After successfully investigating outcrops closer to its landing site, Curiosity trekked to Mount Sharp, reaching the base in 2014. The rovers main mission objective is to now examine successively higher layers of Mount Sharp, and aid in the investigation of how Mar’s environment has changed over billions of years. "We've planned investigations that will not only tell us about modern dune activity on Mars but will also help us interpret the composition of sandstone layers made from dunes that turned into rock long ago," said Bethany Ehlmann of the California Institute of Technology and NASA's Jet Propulsion Laboratory, both in Pasadena, California.
How do researchers know that these are dunes and not windblown ripples of sand or dust, like those found at several sites visited previously by Mars rovers? Using sand dunes in the Namib Desert as a proxy for dune environments on Mars, researchers have ascertained that actual dunes form a downwind face steep enough for sand to slide down.
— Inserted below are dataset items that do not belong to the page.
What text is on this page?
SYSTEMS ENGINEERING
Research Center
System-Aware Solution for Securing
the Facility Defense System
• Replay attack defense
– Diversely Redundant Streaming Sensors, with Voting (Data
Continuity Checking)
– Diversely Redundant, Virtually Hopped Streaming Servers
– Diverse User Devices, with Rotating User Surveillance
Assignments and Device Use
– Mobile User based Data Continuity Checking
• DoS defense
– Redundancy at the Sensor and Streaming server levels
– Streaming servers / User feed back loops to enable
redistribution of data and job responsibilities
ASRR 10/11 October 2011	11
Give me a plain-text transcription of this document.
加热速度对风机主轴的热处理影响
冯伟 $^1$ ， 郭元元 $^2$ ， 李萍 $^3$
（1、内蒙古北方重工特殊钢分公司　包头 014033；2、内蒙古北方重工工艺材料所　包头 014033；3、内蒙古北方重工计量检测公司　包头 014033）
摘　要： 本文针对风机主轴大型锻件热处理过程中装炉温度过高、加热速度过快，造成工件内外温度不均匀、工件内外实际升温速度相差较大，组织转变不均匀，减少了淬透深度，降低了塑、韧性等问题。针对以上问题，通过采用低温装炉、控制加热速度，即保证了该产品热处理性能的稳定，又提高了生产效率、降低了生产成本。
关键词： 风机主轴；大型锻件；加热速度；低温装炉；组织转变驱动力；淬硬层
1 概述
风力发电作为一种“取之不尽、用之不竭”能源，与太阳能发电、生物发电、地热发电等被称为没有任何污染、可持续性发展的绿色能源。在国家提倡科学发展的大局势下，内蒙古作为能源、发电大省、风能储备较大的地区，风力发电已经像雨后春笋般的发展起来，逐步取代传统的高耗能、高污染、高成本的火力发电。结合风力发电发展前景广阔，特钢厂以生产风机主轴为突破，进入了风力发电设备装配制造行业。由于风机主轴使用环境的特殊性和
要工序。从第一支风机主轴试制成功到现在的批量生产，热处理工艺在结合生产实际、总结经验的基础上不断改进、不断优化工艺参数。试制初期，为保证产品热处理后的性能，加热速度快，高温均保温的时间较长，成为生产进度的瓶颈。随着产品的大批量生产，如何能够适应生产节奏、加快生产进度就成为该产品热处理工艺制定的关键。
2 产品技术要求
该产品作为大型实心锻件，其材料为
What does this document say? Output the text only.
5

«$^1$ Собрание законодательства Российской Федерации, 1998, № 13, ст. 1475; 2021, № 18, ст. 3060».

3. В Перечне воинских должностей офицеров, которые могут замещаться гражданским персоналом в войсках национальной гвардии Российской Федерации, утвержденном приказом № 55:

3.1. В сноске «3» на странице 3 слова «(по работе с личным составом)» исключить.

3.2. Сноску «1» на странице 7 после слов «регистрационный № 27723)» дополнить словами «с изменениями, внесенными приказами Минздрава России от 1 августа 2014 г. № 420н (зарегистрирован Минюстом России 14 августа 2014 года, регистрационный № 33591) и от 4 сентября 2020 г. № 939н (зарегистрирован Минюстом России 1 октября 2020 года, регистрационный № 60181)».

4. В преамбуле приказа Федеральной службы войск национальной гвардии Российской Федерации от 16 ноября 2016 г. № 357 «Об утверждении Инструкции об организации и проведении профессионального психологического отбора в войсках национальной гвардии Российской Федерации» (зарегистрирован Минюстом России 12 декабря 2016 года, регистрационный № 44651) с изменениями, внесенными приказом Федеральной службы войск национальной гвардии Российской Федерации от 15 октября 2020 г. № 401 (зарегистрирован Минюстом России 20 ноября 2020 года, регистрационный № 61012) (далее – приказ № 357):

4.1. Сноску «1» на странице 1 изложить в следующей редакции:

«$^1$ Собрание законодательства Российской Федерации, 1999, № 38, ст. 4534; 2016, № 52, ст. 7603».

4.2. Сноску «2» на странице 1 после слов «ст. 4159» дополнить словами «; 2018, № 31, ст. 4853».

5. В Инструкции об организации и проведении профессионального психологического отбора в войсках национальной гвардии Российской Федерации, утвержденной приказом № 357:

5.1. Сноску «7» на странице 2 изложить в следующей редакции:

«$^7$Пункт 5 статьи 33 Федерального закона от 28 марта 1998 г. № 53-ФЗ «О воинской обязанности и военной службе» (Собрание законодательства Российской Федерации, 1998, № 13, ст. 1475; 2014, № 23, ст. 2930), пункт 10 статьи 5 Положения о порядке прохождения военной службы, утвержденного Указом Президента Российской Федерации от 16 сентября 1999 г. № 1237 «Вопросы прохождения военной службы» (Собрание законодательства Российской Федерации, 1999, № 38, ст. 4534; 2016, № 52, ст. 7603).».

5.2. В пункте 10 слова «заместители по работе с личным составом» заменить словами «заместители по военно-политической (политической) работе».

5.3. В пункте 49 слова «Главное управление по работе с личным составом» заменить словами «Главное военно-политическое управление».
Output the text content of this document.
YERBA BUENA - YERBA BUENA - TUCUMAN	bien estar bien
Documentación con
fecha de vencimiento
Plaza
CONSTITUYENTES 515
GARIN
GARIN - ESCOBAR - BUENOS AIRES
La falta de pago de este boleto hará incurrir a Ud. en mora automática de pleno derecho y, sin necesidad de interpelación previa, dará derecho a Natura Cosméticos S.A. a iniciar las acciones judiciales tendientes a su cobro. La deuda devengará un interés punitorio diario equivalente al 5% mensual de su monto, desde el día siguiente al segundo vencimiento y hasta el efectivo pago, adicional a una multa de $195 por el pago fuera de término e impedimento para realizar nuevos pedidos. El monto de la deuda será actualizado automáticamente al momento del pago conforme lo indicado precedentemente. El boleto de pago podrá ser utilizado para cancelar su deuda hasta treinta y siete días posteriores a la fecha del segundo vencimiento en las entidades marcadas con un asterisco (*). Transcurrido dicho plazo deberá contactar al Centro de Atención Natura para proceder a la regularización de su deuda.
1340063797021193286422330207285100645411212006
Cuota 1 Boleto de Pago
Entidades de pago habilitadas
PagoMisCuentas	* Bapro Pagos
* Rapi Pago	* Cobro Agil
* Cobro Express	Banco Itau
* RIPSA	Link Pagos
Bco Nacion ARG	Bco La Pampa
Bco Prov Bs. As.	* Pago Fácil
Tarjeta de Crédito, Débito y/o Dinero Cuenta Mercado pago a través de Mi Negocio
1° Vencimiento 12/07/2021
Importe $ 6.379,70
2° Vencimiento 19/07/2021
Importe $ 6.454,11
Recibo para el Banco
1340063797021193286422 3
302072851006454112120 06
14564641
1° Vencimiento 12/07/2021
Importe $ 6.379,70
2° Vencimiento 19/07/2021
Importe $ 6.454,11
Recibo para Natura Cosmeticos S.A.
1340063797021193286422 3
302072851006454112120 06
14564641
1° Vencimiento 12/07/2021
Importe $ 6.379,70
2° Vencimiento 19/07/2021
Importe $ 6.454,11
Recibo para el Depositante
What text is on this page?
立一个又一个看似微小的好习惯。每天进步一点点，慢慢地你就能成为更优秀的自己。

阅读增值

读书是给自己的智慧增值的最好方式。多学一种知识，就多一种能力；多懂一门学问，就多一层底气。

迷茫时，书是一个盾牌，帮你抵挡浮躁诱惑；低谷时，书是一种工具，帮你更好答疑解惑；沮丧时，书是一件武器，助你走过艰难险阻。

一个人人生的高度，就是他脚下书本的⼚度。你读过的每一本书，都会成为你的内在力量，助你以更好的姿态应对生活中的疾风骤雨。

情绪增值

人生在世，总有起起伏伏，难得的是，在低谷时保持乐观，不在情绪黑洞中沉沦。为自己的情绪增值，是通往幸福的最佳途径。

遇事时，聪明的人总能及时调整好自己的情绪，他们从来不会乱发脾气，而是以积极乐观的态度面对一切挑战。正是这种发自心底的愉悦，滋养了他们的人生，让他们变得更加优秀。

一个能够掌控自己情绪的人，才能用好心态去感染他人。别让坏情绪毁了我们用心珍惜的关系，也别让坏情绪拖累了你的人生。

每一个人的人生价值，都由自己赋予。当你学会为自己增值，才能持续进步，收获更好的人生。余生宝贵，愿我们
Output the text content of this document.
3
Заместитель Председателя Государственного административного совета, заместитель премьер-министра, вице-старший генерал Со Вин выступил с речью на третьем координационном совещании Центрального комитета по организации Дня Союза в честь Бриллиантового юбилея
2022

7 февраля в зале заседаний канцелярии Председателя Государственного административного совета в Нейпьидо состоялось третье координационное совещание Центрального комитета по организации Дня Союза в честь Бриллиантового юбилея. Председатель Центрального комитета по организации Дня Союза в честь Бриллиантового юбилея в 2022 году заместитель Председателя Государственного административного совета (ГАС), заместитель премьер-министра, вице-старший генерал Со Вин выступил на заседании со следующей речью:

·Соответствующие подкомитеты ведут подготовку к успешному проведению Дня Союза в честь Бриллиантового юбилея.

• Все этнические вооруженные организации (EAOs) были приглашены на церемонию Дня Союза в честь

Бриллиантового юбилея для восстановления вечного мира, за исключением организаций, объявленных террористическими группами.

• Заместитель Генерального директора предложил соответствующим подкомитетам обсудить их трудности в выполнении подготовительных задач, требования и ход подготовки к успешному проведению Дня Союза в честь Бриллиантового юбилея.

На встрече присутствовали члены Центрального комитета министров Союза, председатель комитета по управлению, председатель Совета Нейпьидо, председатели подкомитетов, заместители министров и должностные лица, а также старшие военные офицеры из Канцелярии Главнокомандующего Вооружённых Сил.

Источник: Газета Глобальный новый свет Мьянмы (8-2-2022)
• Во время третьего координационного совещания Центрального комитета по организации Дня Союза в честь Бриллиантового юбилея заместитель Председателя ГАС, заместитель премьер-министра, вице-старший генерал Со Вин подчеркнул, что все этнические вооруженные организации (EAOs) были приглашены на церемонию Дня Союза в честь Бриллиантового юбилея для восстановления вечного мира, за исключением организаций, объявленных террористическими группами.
In a view from Curiosity's Mast Camera (Mastcam), a wheel track is left by the Mars rover exposing underlying material in a shallow sand sheet. Image Credit: NASA/JPL-Caltech/MSSS
Previous observations of the Bagnold Dunes with the Compact Reconnaissance Imaging Spectrometer on NASA's Mars Reconnaissance Orbiter have also indicated that mineral composition is not evenly distributed in the dunes. Olivine, a mineral in dark volcanic rock is a major component of the dunes – it is also one of the first to be altered into other minerals by water. Knowing how mineral grains are sorted away from heavier olivine-rich grains by the wind's effects, could help researchers to evaluate which method is responsible for the differing amounts of olivine deposited in some ancient sandstones i.e. via wind-blown processes or by alteration by water. "We will use Curiosity to learn whether the wind is actually sorting the minerals in the dunes by how the wind transports particles of different grain size," explains Ehlmann.